Loran - Smith
When you are young, night football is fun, but when you get to be long in the tooth, you prefer afternoon football so that the hassles that accompany night games such as traffic and a delayed bedtime hour don’t ruin your weekend. Night games, nonetheless, will always enjoy priority. That is the way television wants it, and for the talented kids, who play the game, there is an emotional lift to playing after sundown. After all, they cut their football teeth on “Friday Night Lights.” But there is more to the experience. There is something refreshing about the stillness in the air as you go through the pre-game routine. There are feelings of inspiration; energy surges and anxious nerves segue into finetuned competition.
Think about the Notre Dame game in 2019 and the emotional effect the game had on all concerned—coaches, players, fans and a national television audience. Pregame, you realized that this game was something very special.
Up until the World War II era, there was little nighttime football. Georgia’s first game under the lights came about in 1940 when the Bulldogs put in lights for an October 25th game with Kentucky, which ended in a 7-7 tie.
Throughout the forties, Georgia played night games intermittently, but in 1943, with the world at war in Europe and in the Pacific, the Bulldogs scheduled four night games at Sanford Stadium.
In addition to a world war taking place, Georgia, like many colleges, was centered in a farming region. It was difficult for the agri-business community to leave the farm for a football game. Nighttime kickoffs enhanced attendance.
Claude Felton, the Bulldogs’ unparalleled sports information director, gathered research in the spring about nighttime football history in Athens.
The original installation of lights in the forties, bringing about a faux compatibility with unsightly light poles ringing the playing field for forty years until night games essentially went away.
The era of modern lighting came next. The installation of new lights for the Georgia-Clemson game in 1982 meant night games will always be a staple of football in Athens. The highlight of Georgia football under the lights in Sanford Stadium came with the LED extravaganza versus Notre Dame three seasons ago.
Here are some of the classics gleaned from Claude’s files and with his assistance.
1968 at Columbia, SC: Georgia 21, SC 20. Georgia was down 20-0 early on, but came back to win. The Bulldogs went on to an undefeated regular season 8-0-2, won SEC championship.
1978 at Lexington: Georgia 17, Kentucky 16. Georgia was behind 16-0 midway through the third quarter. All America kicker Rex Robinson kicked 29-yard winning field goal with 3 sec- continued from page
onds left in the game. This brought about Larry Munson’s, “Yeah, yeah, yeah” call.
1980 at Knoxville: Herschel Walker debut. Led Georgia back from 15-0 deficit with two second half TD’s. Georgia won 16-15 setting the stage for undefeated season and national title.
1982 in Athens: First night game in Sanford Stadium in modern era. Season opener between 1980 national champion Georgia and 1981 national champion Clemson. Georgia won 13-7.
1991 in Athens: Georgia upset No. 4 Clemson 27-12 on the same day Atlanta Braves went worst to first.
1998 in Baton Rouge: Georgia 28, LSU 27. Kirby Smart was defensive captain as a senior.
2002 in Athens: Season opener, Georgia 31, Clemson 28. Mark Richt’s second year and led Georgia to 13-1 season including victory over FSU in Sugar Bowl.
2007 at Tuscaloosa: Georgia 26, Alabama 23 in overtime.
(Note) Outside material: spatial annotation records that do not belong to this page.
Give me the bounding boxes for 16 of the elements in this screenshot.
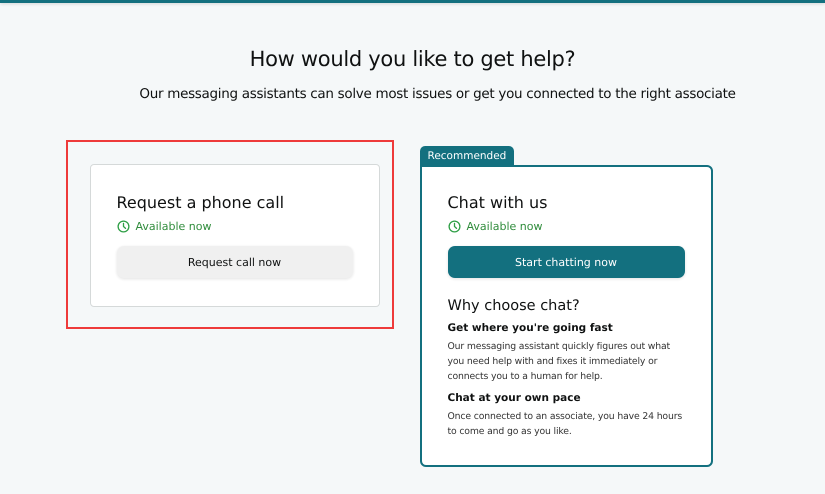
recommended-badge: Recommended [420,146,514,165]
clock-icon [448,220,460,233]
start-chat-button[interactable]: Start chatting now [448,246,684,278]
page-title: How would you like to get help? [250,47,576,71]
availability-status: Available now [136,220,212,233]
point-title: Get where you're going fast [448,322,614,334]
card-heading: Request a phone call [116,193,286,212]
point-title: Chat at your own pace [448,392,582,404]
request-call-button[interactable]: Request call now [116,246,352,278]
page-subtitle: Our messaging assistants can solve most issues or get you connected to the right associate [138,86,736,102]
availability-status: Available now [466,220,542,233]
point-text: Our messaging assistant quickly figures out what you need help with and fixes it immediately or connects you to a human for help. [448,340,672,384]
card-heading: Chat with us [448,193,548,212]
point-text: Once connected to an associate, you have 24 hours to come and go as you like. [448,410,684,439]
section-heading: Why choose chat? [448,298,581,314]
clock-icon [116,220,130,233]
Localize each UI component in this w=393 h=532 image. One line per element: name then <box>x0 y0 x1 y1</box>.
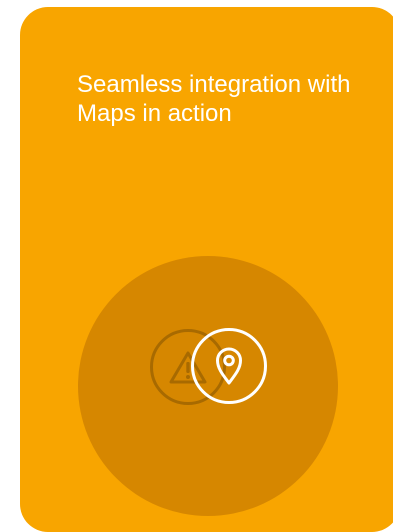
location-pin-svg <box>216 347 242 385</box>
location-pin-icon <box>191 328 267 404</box>
card-title: Seamless integration with Maps in action <box>77 71 351 127</box>
feature-card: Seamless integration with Maps in action <box>20 7 393 532</box>
illustration-circle <box>78 256 338 516</box>
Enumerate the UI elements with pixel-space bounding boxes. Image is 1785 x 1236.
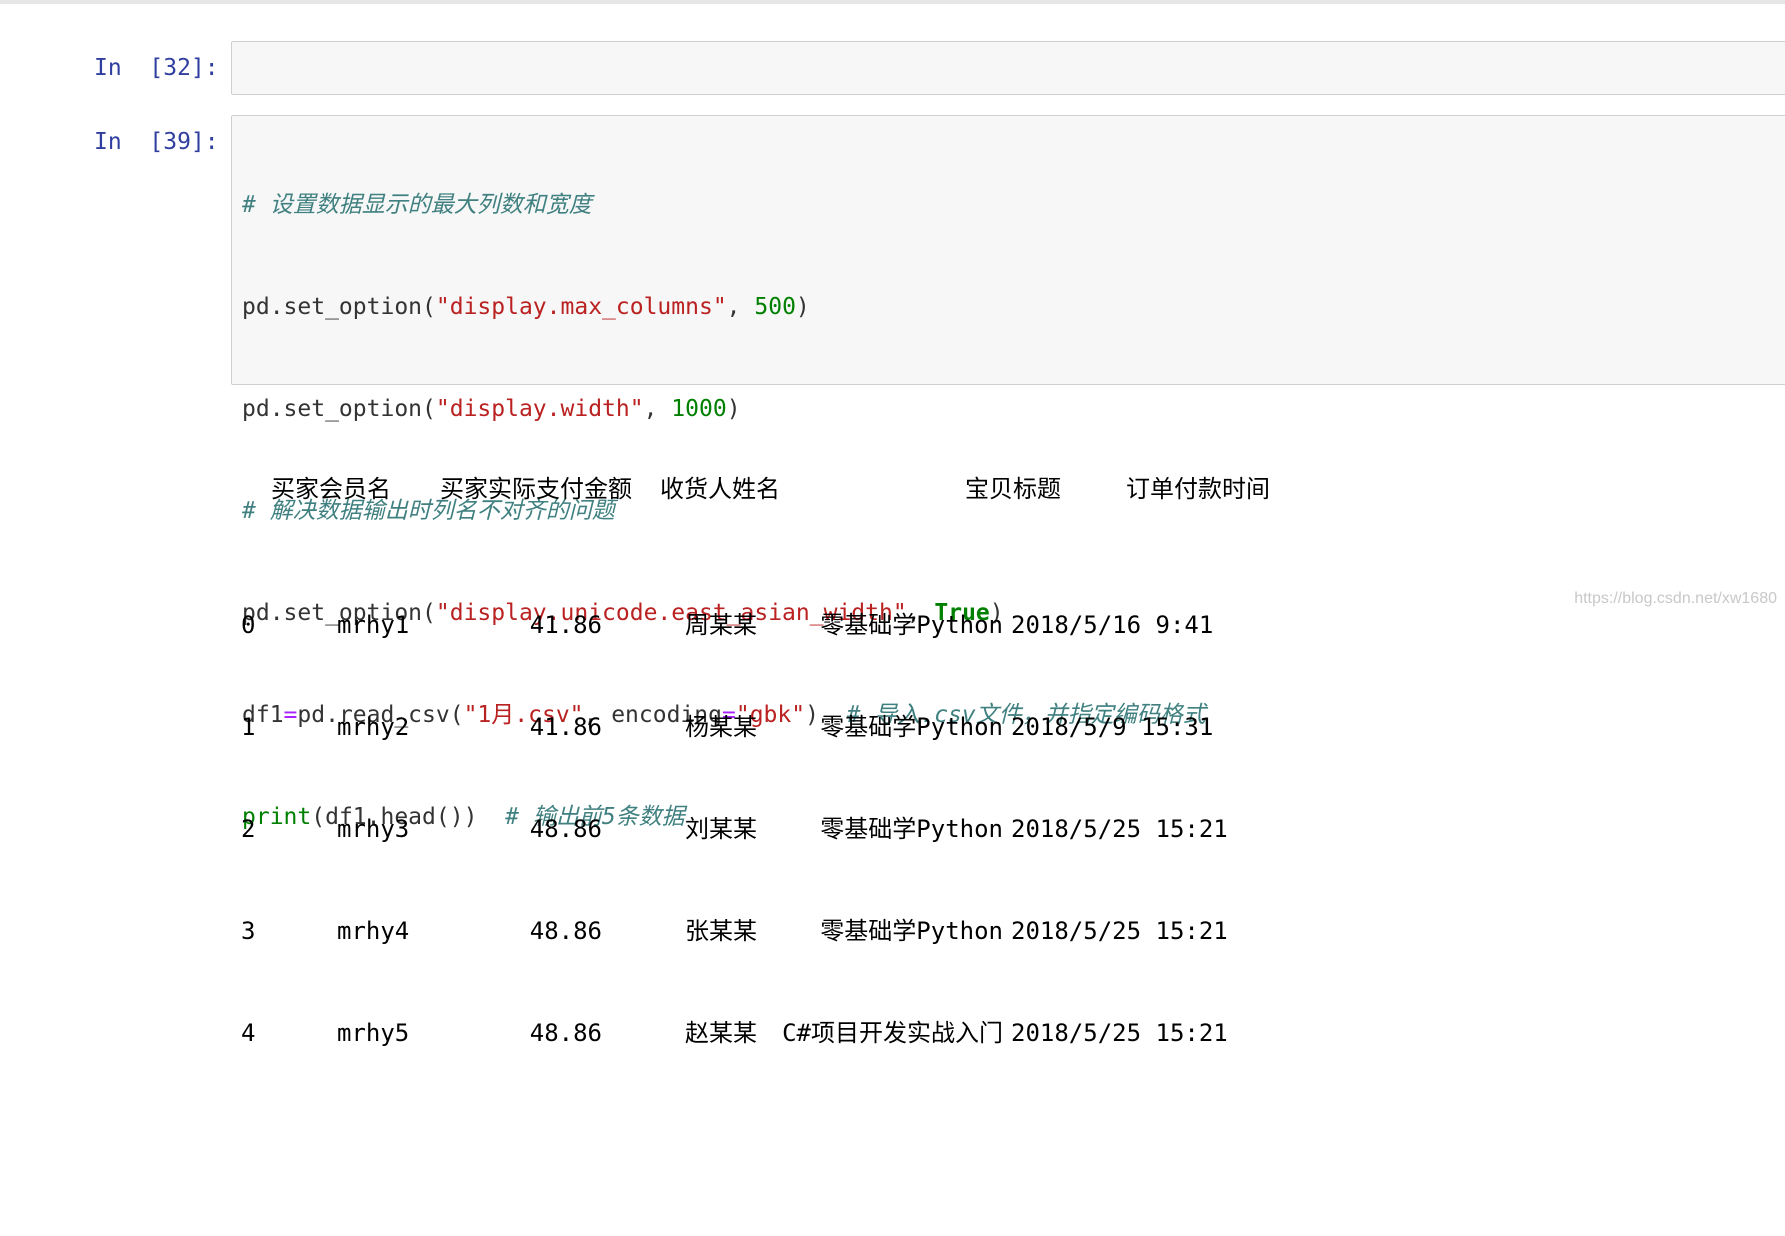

Matthew Stafford delivered the winning TD pass.
2013 in Athens: Georgia 44, LSU 41 in shootout between Aaron Murray and LSU’s Zach Mettenberger.
2017 in South Bend: Georgia 20, Notre Dame 19. Georgia’s first trip ever to South Bend. It was QB Jake Fromm’s first start. Then the playoff game in the Rose Bowl later in the season. Technically the game in Pasadena started at 5 p.m., Pacific time. It was one of the most exciting games in UGA history: Georgia 54, Oklahoma 48 in overtime.
2019 in Athens: Georgia 23, Notre Dame 17. Notre Dame first trip ever to Athens. With some extra seats added, largest crowd to see a game in Sanford Stadium.